The Dead King nodded, and a crown of rusted iron tumbled from his skull. “For the first time in history, I have been defeated,” he growled.
Was that relief in his ancient voice?
“Now . . . will you keep your promise, Stubborn King?” asked Jeremach. “Will you quit the world of the living and let this long curse come to an end? Will you let men reclaim these lands that you have held for millennia?”
The Dead King nodded again, and now his skull tumbled from his shoulders. His bones fell to dust, and a cold wind blew his remains across the hall. The moaning of a million ghosts filled the sky. In the distant cities of Oorg, Aurealis, Vandrylla, and Zorung, the living woke from nightmares and covered their ears.
Jeremach left the ruins of the Shunned City as they crumbled behind him. He carried the black book under his arm. As he walked, the moldering slabs of the city turned to dust, following their king into oblivion, and the frozen earth of that realm began to thaw in the sunlight. After long ages, Spring had finally come.
By the time Jeremach crossed the horizon, there was no trace of the haunted ki
ngdom left anywhere beneath the emerald sky.
Marion Zimmer Bradley was the author of the best-selling classic Arthurian novel The Mists of Avalon, the long-running Darkover series, and many other novels. Her short fiction has appeared in magazines such as Amazing Stories, The Magazine of Fantasy & Science Fiction, Fantastic, If, and in numerous anthologies. She was also editor of the acclaimed and influential Sword and Sorceress anthology series and Marion Zimmer Bradley’s Fantasy Magazine. She was a winner of the Locus Award and the recipient of the World Fantasy Lifetime Achievement Award. She died in 1999.
Our next story originally appeared in the first installment of the Thieves’ World shared world anthology series. The series, which invited different fantasy authors to write stories set in the rough-and-tumble backwater of Sanctuary, achieved immense popularity but eventually succumbed to mischievous feuding among the various authors, who dreamt up ever more elaborate and sadistic fates for each other’s characters, causing the whole project to spin out of control.

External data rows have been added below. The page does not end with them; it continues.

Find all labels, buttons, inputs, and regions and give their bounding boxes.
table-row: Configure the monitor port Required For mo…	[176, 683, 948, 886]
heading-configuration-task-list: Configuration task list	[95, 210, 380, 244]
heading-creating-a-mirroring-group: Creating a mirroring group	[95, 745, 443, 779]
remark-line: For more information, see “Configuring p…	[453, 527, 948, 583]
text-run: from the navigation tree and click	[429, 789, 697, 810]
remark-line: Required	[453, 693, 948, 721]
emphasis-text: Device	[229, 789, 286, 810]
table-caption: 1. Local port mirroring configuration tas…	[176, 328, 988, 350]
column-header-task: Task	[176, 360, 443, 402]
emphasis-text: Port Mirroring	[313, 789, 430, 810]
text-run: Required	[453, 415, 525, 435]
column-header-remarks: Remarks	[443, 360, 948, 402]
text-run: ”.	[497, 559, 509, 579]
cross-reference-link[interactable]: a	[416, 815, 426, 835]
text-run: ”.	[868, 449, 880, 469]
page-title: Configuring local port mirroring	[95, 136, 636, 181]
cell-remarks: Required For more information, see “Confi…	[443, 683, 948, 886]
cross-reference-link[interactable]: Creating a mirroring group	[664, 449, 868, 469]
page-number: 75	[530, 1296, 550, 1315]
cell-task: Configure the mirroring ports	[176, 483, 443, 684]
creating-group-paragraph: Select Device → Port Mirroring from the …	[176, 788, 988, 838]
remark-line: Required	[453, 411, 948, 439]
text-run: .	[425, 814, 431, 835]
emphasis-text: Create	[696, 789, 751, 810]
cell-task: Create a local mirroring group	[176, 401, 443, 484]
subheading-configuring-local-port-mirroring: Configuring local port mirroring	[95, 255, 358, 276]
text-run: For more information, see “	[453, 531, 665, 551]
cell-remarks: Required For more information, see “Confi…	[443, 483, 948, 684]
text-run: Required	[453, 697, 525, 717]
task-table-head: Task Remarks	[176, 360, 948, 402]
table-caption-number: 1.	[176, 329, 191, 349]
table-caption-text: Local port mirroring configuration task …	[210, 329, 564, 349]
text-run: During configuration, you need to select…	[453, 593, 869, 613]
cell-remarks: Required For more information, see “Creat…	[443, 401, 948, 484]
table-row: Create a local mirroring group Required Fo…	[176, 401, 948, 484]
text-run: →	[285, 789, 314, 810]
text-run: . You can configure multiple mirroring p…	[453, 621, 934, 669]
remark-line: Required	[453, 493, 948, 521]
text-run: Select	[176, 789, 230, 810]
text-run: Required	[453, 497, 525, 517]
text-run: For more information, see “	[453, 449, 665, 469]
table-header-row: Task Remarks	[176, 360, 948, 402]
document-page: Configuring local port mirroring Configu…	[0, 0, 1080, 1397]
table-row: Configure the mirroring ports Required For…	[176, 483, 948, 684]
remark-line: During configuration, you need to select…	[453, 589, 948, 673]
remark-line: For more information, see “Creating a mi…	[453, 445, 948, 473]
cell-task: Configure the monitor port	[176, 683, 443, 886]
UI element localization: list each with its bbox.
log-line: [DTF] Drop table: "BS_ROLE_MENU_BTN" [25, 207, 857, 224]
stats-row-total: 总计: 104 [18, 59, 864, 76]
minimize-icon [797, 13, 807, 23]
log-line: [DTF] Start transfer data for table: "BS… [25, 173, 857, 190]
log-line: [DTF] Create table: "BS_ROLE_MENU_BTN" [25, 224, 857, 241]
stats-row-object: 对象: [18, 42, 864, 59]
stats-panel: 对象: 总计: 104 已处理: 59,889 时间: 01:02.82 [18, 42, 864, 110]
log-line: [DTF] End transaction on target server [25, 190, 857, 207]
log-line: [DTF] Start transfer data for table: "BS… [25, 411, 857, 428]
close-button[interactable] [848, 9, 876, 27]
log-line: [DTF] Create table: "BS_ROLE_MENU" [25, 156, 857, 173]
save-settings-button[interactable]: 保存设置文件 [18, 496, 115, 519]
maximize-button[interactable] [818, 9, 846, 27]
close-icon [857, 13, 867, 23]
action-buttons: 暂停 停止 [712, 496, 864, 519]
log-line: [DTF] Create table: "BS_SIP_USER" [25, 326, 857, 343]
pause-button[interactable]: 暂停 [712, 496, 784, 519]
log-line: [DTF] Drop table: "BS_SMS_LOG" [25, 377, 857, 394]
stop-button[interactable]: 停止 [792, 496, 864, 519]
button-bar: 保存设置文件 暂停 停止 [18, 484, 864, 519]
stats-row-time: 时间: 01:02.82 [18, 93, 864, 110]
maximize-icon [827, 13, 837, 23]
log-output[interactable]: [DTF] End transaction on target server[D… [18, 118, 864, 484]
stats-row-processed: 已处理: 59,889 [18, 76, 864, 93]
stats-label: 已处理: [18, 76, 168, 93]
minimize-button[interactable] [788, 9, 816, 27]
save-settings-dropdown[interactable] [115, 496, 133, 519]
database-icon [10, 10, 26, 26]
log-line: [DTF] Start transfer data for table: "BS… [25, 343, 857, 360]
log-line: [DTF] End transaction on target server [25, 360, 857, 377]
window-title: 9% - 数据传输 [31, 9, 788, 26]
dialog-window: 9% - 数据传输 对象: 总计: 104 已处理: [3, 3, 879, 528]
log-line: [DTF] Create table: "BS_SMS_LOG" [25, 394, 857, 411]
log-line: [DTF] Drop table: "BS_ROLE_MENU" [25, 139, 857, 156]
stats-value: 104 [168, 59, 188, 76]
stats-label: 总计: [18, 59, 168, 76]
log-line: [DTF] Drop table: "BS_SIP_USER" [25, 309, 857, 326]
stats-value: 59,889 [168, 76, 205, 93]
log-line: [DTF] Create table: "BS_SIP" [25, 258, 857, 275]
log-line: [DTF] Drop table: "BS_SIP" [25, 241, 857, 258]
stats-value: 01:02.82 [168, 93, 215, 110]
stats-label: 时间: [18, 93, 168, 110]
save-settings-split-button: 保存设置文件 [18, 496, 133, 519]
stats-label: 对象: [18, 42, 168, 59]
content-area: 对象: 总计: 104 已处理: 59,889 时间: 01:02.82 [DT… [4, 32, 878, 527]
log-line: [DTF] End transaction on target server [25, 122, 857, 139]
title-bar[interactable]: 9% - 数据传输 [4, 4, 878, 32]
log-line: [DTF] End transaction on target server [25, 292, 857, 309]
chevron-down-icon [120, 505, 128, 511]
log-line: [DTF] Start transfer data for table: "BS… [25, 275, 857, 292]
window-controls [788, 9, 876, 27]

Marion Zimmer Bradley later took her sorcerer Lythande (pronounced “lee-thond”), first introduced in this tale, and produced a book-length collection of stories about the character, titled Lythande. Lythande is an adept of the Blue Star, and such wizards are bound by some of the most interesting rules of magic ever presented in a fantasy story. Each adept must choose a secret to be the source of his power—the greater the secret, the greater the power. But if that secret is discovered by a fellow adept, the rival can steal all of that wizard’s magic. It’s a brilliant conceit that fits perfectly with the cloak-and-dagger milieu of Sanctuary, a city roiling with dark prophecies, bitter rivalry, and life-or-death intrigue.
The Secret of the Blue Star
Marion Zimmer Bradley
On a night in Sanctuary, when the streets bore a false glamour in the silver glow of a full moon, so that every ruin seemed an enchanted tower and every dark street and square an island of mystery, the mercenary-magician Lythande sallied forth to seek adventure.
Lythande had but recently returned—if the mysterious comings and goings of a magician can be called by so prosaic a name—from guarding a caravan across the Grey Wastes to Twand. Somewhere in the wastes, a gaggle of desert rats—two-legged rats with poisoned steel teeth—had set upon the caravan, not knowing it was guarded by magic, and had found themselves fighting skeletons that bowled and fought with eyes of flame; and at their center a tall magician with a blue star between blazing eyes, a star that shot lightnings of a cold and paralyzing flame. So the desert rats ran, and never stopped running until they reached Aurvesh, and the tales they told did Lythande no harm except in the ears of the pious.